Back on track here. The first purchase we made when money was available was this table. We wanted an oak table with claw feet so that is what we bought. We bought chairs that were oak and finished them to match the table. If this table could talk! It is definitely the center of my world. It saw the kids all raised and gone and it saw grand kids and great grand kids come to visit and one get adopted! He holds the past, the present, and the future, just like the one back home when I was a kid. In my mind this table is my life in a nutshell.
It is always a shock to me when I go into some one's home and they do not have a table. I remember the first time I went into one of my kids homes and there was not a table.
"Where do you eat?"
"We set on the couch."
And it goes without saying, "We watch television and have no idea what we ate."
I often wonder how one carries on a meaningful conversation while the television is blaring and one is balancing a plate on their knees. I think all of my kids now have tables and chairs. They also have the mate that came with the table!

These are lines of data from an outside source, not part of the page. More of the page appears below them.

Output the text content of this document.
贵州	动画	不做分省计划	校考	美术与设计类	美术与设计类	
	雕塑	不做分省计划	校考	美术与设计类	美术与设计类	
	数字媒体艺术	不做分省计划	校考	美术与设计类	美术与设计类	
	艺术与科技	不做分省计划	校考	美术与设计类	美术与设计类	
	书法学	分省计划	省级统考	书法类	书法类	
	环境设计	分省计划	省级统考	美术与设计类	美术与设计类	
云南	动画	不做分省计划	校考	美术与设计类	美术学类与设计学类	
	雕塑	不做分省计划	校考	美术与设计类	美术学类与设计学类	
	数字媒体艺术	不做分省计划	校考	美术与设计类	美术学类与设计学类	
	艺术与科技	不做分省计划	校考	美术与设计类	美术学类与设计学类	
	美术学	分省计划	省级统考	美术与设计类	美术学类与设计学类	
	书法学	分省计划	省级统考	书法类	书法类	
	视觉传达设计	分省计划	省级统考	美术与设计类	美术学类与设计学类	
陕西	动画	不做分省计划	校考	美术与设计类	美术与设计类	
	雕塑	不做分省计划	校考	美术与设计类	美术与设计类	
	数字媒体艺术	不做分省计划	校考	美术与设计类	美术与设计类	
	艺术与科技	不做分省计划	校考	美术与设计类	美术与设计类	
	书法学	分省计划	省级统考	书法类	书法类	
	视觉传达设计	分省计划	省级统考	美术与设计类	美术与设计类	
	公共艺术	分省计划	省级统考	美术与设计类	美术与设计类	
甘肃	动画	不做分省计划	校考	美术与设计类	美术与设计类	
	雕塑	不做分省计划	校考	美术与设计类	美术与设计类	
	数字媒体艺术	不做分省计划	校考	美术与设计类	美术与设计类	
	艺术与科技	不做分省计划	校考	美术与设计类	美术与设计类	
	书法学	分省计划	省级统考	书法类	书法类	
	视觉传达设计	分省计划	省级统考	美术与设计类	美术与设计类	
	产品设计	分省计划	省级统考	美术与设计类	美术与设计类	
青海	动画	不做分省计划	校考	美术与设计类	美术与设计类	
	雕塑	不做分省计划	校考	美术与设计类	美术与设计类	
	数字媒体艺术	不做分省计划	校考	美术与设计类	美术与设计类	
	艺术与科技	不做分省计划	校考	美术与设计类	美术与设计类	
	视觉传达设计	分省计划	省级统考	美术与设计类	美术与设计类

I do not remember if the table of my childhood had matching chairs. I don't think so. I do know we were not allowed to tip the chair back. That was just a no-no from forever. Grandma had a claw foot oak table. Some times I just set and think back how simple life was in those days. We always had "Sunday Dinner". It was a chisled in stone thing. We would have pot roast or fried chicken. Sometimes Jake shot a bunny and that was special. The rest of the week we pretty well foraged, but Sunday Dinner and the claw footed oak table were things we could put money on as lasting forever.
I do not know where my childhood table ended its term of service, nor do I have any idea where mine will go when I no longer have use for it. I am hoping that one of the kids will want it because it brings back the memories that mine brings back. And I hope wherever it goes, that it keeps the cigarette burn on it that my Kenny left for me.